Я не помню как оказался на улице. Я был раздавлен. Мне было холодно и страшно. Одиноко. Пусто... Не было ни одного человека, к которому я мог бы теперь обратиться. Не было места, куда я мог бы бежать. Не было ничего. Только я, мое обнаженное сердце, моя боль, моя полностью разрушенная жизнь и тело, которое было еще слишком молодо, чтобы умирать. Я должен был помочь ему умереть, но как? Застрелиться? Но я ни разу не держал в руках оружия... Ножом? Гадко... Резать себя, как мяснику... Я не смогу!... Я решил, что лучшим способом было бы просто лечь под выхлопную трубу. Я когда-то давно читал, что выхлопом можно отравить себя до смерти.

 

Я вернулся домой, но решил пройти прямиком в гараж, чтобы лишний раз не смореть на то место, где я раньше думал, что был счастлив, и где на самом деле так долго, тихо, грязно и гадко вынашивались планы против меня... Машина завелась с полоборота. Я лег под трубу на цемнтный пол и стал глубоко вдыхать. Где-то там за стенами гаража лил холодный, колючий зимний дождь, бил в крышу, в дверь, убаюкивал, а я дышал. Дышал глубже чтобы умереть, чтобы навсегда уйти из этого сумасшедшего места, называемого планетой Земля. Места населенного предателями, подонками, живодерами...- одним словом всеми теми, кем я ни за что и никогда не захотел бы стать. Кружилась голова, ломило в висках, а я все ждал. Ждал конца, темноты, небытия. Стук за воротами гаража усилился, и я помню, что уже теряя сознание, успел подумать дожде, который бьет теперь так сильно, что кажется, будто человек барабанит в дверь...

 

Я очнулся в больнице. Сказали, что сосед нашел меня в гараже на полу. Я забыл закрыть за собой дверь на замок! Я кричал и плакал, требовал, чтобы они теперь немедленно убили меня. Я кричал, что если они испортили мой план, не дав довести до конца, то теперь должны сами доделать начатое мной дело!

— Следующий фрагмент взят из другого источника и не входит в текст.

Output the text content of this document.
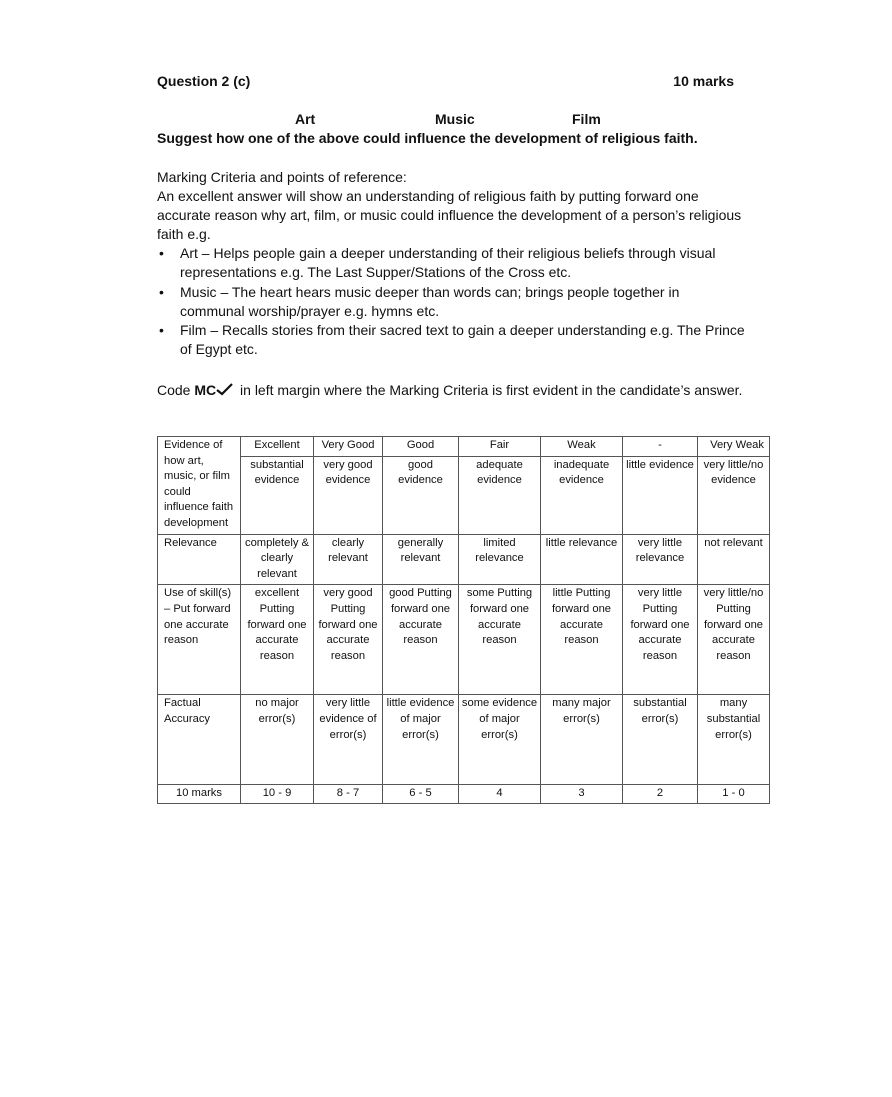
Question 2 (c)	10 marks
Art	Music	Film
Suggest how one of the above could influence the development of religious faith.
Marking Criteria and points of reference:
An excellent answer will show an understanding of religious faith by putting forward one accurate reason why art, film, or music could influence the development of a person’s religious faith e.g.
• Art – Helps people gain a deeper understanding of their religious beliefs through visual representations e.g. The Last Supper/Stations of the Cross etc.
• Music – The heart hears music deeper than words can; brings people together in communal worship/prayer e.g. hymns etc.
• Film – Recalls stories from their sacred text to gain a deeper understanding e.g. The Prince of Egypt etc.
Code MC in left margin where the Marking Criteria is first evident in the candidate’s answer.
Evidence of how art, music, or film could influence faith development	Excellent	Very Good	Good	Fair	Weak	-	Very Weak
	substantial evidence	very good evidence	good evidence	adequate evidence	inadequate evidence	little evidence	very little/no evidence
Relevance	completely & clearly relevant	clearly relevant	generally relevant	limited relevance	little relevance	very little relevance	not relevant
Use of skill(s) – Put forward one accurate reason	excellent Putting forward one accurate reason	very good Putting forward one accurate reason	good Putting forward one accurate reason	some Putting forward one accurate reason	little Putting forward one accurate reason	very little Putting forward one accurate reason	very little/no Putting forward one accurate reason
Factual Accuracy	no major error(s)	very little evidence of error(s)	little evidence of major error(s)	some evidence of major error(s)	many major error(s)	substantial error(s)	many substantial error(s)
10 marks	10 - 9	8 - 7	6 - 5	4	3	2	1 - 0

Мне гадки были их лица, голоса их поддельное участие... Все, все, все!!! Я схватил угол простыни, накрывавшей меня , быстро обернул вокруг шеи и потянул. Санитар был тут как тут. Связали руки. Отобрали простыню и дали укол. Не знаю чего... От укола я почувствовал лень и слабость, разливающуюся по моему телу...

 

Меня перевели на шестой этаж, и теперь психитр ходит разговаривать со мной чуть-ли не каждый день. Я не хочу говорить с ним. Он – мой палач. Каждый день жизни для меня – мука, и я ненавижу тех, кто не дает мне уйти, терзает меня. От таблеток, которыми пичкают здесь, я становлюсь ленивым, и мне просто неохота вязаться и накладывать на себя руки. Каждый раз думаю, что сделаю это завтра. Но завтра приходит, а я все тот же – кусок ленивого мяса, ненавистный себе за собственную глупость.

 

Доктор распорядился вернуть мне очки. Сказал, что возможно легкое чтение отвлечет меня. Я не спорил. Но выдавил стекла из оправы и отправил обратно тому, кто передал мне очки. Я не хочу видеть мир, не хочу ничего больше знать о нем, не хочу быть частью его. Я не хочу видеть и знаю: моя крайняя близорукость - единственный дар отпущенный мне здесь.

 

Моя слепота – мой дар. 

 

Декабрь / 2006

 

 

 

 



[1] Согласно традиции, недавно установившейся в большинстве университетов США и Канады, супругам тенурных (пожизненно нанятых) профессоров должна быть по первому их требованию незамедлительно предоставлена преподавательская работа на более или менее соответствующем, а порой и совсем не соответствующем их квалификации отделении университета. (Прим.ред.)